View From York Barracks

The watercolour image I am holding up was painted in 1796 by Elizabeth Simcoe, wife of the city's founder. Her watercolour images fascinate me due to the fact they are some of the very first and only images we have that give us an idea of what Toronto looked like in a purely natural state. 

When Elizabeth and her husband John Graves Simcoe sailed into Tkaranto's stunning harbour, it was all natural and home of the the Mississaugas of the Credit, the Anishnabeg, the Chippewa, the Haudenosaunee and the Wendat peoples and is now home to many diverse First Nations, Inuit and Métis peoples. 

Fort York was the very first area that was cleared for the development of a town here. The Old Oak Savannah that sat untouched for centuries started to be clear cut. Did you know that Tkaranto is often thought to mean, "Carrying Place, or Meeting Place" but recently is was found that the closest translation of the word is actually, "Where Trees Stand in the Water?" 

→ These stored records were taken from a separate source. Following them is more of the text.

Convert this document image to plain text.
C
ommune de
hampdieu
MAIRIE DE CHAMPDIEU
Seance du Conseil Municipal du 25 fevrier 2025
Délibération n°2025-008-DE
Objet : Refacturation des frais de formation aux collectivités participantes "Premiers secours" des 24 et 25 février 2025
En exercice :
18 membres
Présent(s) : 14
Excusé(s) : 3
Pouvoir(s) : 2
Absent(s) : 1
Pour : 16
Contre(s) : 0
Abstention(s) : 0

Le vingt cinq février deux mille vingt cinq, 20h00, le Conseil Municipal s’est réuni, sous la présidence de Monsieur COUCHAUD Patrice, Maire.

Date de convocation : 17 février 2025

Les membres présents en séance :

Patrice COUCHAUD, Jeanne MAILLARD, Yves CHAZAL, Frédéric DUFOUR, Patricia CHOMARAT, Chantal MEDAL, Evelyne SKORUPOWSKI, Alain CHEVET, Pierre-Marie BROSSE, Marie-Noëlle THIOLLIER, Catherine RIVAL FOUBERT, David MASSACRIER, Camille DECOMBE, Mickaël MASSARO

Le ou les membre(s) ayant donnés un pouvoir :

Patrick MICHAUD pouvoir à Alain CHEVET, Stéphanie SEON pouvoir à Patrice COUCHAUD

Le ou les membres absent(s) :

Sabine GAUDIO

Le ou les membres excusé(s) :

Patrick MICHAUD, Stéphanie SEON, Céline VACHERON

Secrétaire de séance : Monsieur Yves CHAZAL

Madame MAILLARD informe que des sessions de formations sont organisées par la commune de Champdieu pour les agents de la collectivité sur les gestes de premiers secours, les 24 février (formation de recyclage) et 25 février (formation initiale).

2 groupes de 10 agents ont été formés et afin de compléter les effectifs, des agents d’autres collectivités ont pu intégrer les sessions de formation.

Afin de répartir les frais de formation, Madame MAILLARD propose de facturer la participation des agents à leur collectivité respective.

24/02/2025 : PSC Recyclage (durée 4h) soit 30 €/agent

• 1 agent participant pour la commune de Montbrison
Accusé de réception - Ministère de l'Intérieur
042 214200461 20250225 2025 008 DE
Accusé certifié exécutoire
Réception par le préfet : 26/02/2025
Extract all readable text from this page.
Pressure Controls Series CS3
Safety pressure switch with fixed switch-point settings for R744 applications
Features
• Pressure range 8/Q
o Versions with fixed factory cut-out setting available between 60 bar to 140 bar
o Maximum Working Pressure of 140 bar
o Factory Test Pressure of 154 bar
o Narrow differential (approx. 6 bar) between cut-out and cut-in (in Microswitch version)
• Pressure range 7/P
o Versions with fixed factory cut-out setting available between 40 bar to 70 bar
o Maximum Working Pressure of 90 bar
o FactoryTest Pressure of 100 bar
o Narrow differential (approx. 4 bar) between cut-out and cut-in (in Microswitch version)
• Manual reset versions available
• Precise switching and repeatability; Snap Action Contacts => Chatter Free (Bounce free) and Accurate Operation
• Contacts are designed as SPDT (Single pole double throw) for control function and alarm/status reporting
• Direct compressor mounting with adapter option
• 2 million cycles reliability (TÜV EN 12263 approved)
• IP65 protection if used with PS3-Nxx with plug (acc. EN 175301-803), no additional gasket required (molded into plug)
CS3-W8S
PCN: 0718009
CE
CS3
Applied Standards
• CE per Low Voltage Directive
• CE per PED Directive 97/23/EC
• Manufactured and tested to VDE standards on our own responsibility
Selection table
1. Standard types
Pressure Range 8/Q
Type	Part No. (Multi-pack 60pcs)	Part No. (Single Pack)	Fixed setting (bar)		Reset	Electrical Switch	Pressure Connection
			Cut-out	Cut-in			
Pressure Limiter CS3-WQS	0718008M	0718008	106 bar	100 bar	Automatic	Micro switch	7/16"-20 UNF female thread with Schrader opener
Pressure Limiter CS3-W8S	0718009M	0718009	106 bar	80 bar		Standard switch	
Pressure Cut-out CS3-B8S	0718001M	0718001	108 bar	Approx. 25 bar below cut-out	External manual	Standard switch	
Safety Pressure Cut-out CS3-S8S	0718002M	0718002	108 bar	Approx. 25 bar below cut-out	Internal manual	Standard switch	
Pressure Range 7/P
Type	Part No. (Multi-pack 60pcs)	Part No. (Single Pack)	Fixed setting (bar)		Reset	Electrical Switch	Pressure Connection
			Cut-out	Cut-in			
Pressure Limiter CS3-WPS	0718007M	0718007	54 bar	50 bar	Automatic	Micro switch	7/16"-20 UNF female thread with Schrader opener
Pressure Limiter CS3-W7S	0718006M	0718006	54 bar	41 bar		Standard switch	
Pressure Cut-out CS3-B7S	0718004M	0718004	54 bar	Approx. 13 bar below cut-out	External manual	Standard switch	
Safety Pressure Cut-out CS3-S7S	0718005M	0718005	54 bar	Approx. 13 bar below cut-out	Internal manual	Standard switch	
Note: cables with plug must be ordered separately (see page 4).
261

In order for settlers to honour our agreements and promises, we need to reconcile our relationship with the landscape and cease structuring our society in ways that continue to exploit the water and land and the Indigenous people still working hard to protect it. 

I often wonder what Elizabeth Simcoe would think of what this city has become. She played a massive role in the clear cutting and environmental destruction that has happened here, but the wild of this place is what she clearly loved so much, based on her diary. Would she be disappointed in the outcome of their actions or proud?